There is an interesting story behind the name of the hill. Pujyapada's nephew Nagarjuna, who lived here, was driven to poverty after the death of his father. He undertook rigorous penance in a cave on the hill and acquired the power to convert everything he laid his hands on into gold. Ecstatic with newly found magical powers, he began to convert the entire hill into gold. However Padmavathi Devi, who had granted him the boon, prevented him from the foolish pursuit and ordained that a temple be built there instead. Accordingly, he built the present temple of Sri Parshwanatha on the hill.
It is said that in those days fragments of gold could be seen strewn around the hillock. And it was thus named Kanakagiri or Kanakadri. With the temple having sprung up, it became Athishaya Kshetra Kanakagiri. After the Hoysala kings worshiped here and won a major battle,
they called this Vijaya Parshwanatha. So much for the name. About 370 steps have been cut out from the rock face to enable the devotees to climb up to the shrine. A motorable road is also being laid, side by side, to the top. The flight of steps passing through the arches
leads to the northern entrance of the temple. But the eastern doorway with a well carved stone arch is very attractive.
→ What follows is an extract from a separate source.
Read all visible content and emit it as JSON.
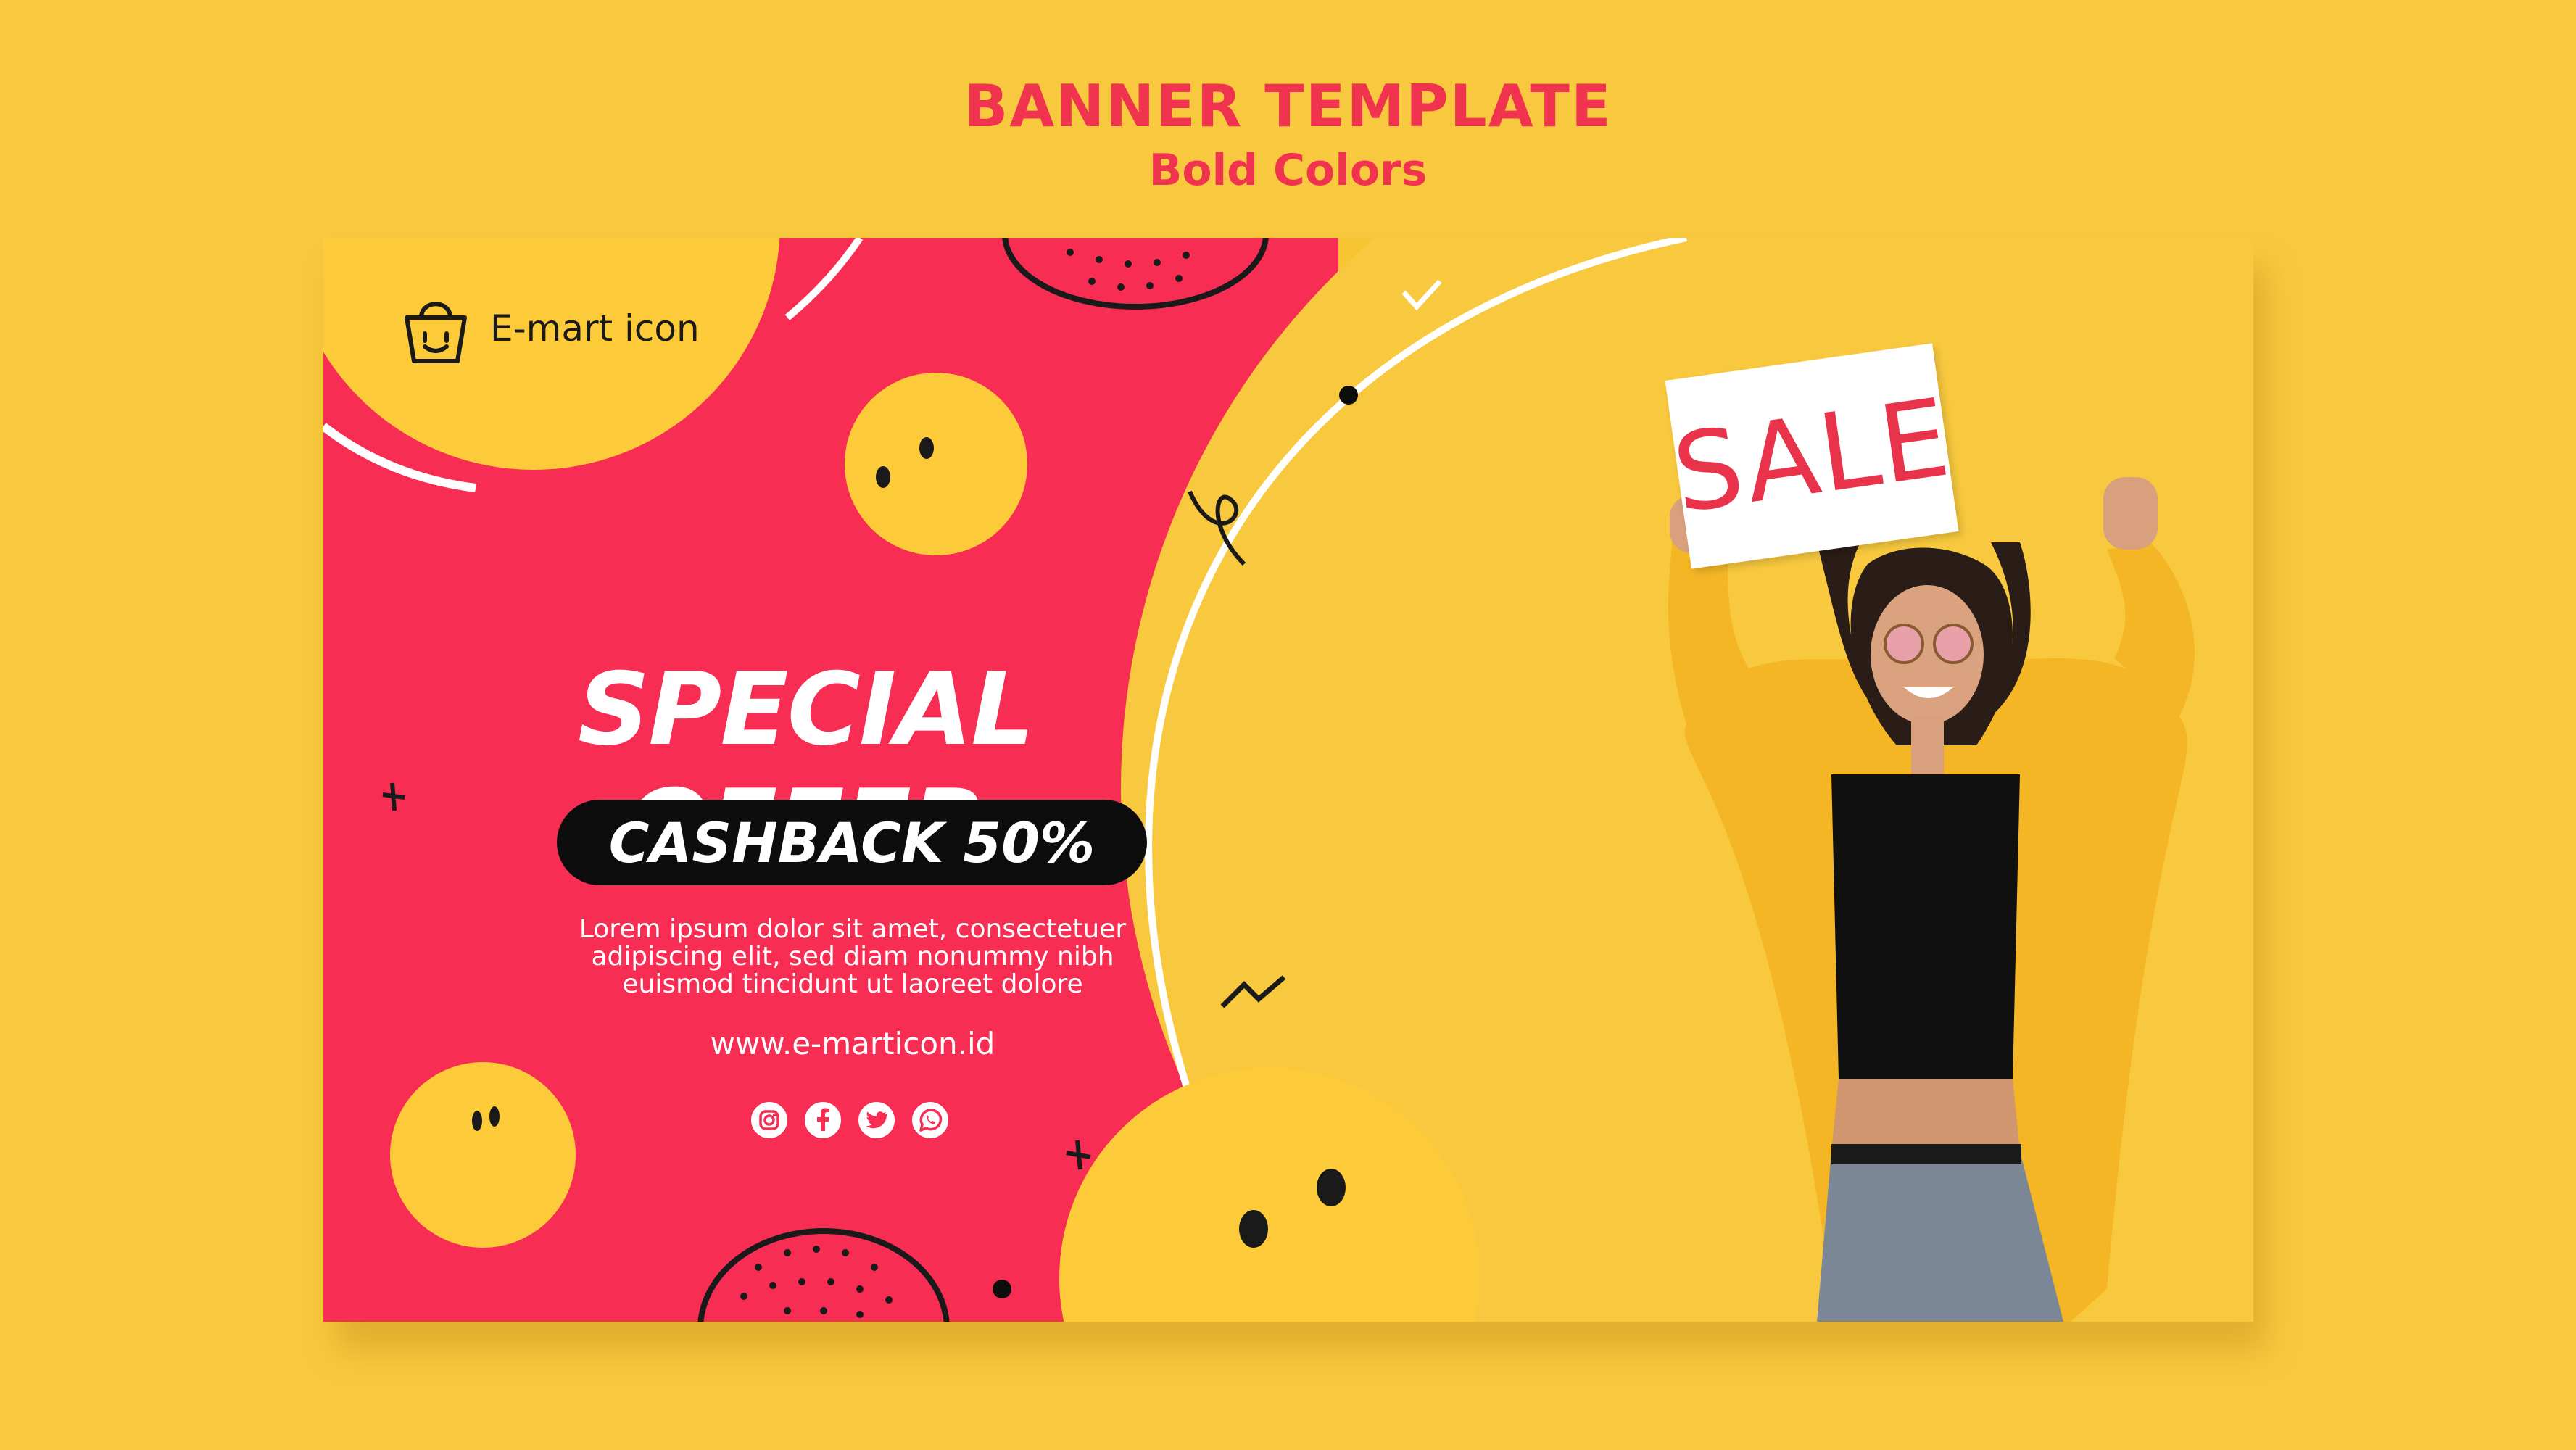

The sanctum has an attractive three foot image of
Parshwanatha. The images of Kushmandini and Padmavathi Devi are facing each other. A rare feature of the images is that the goddesses are an embodiment of Rahu and Kethu respectively and they are so placed in order to generate a special force, Divyashakthi, between them which can eliminate the ill-effects of Rahu and
Kethu, known as Kalasarpa Dosha. It is only here that Rahu and Kethu face each other and nowhere else. Many people troubled by planetary effects visit the place. Even Queen Deveerammanni from Mysore visited the temple to find a solution to her problems and once her problems were solved, she presented a specially made snakehood with the figures of
Dharanendra and Padmavathi to the temple.
A walk behind the temple takes one to Nagarjuna
Gufa, the cave where he penanced. The pond nearby has fresh water all through the year and this water is used for abhisheka in the temple. The entire rocky terrain of the hill is punctuated by small, pink coloured cells with the footprints of Jain Thirthankaras. There are 24 of them in all, spread out on the hill, and it is a
pleasure to stroll along the neatly made path that leads to each of these lovely structures. In the centre is a rather large mantapa which has the feet of
Pujyapada. The view from the top of the hill is panoramic.
Down at the base of the hillock, the math serves free meals as prasada for all the visitors everyday. Under the patronage of Swasthishree Bhuvanakeerthi Bhattaraka
Swamiji, besides good facilities for pilgrims, many a social service is being rendered to society like the free ayurvedic hospital, care of orphan children, maintaining a goshala with 25 cows, running a school in Chamarajanagar and Sri Jain Education Society in Mysore.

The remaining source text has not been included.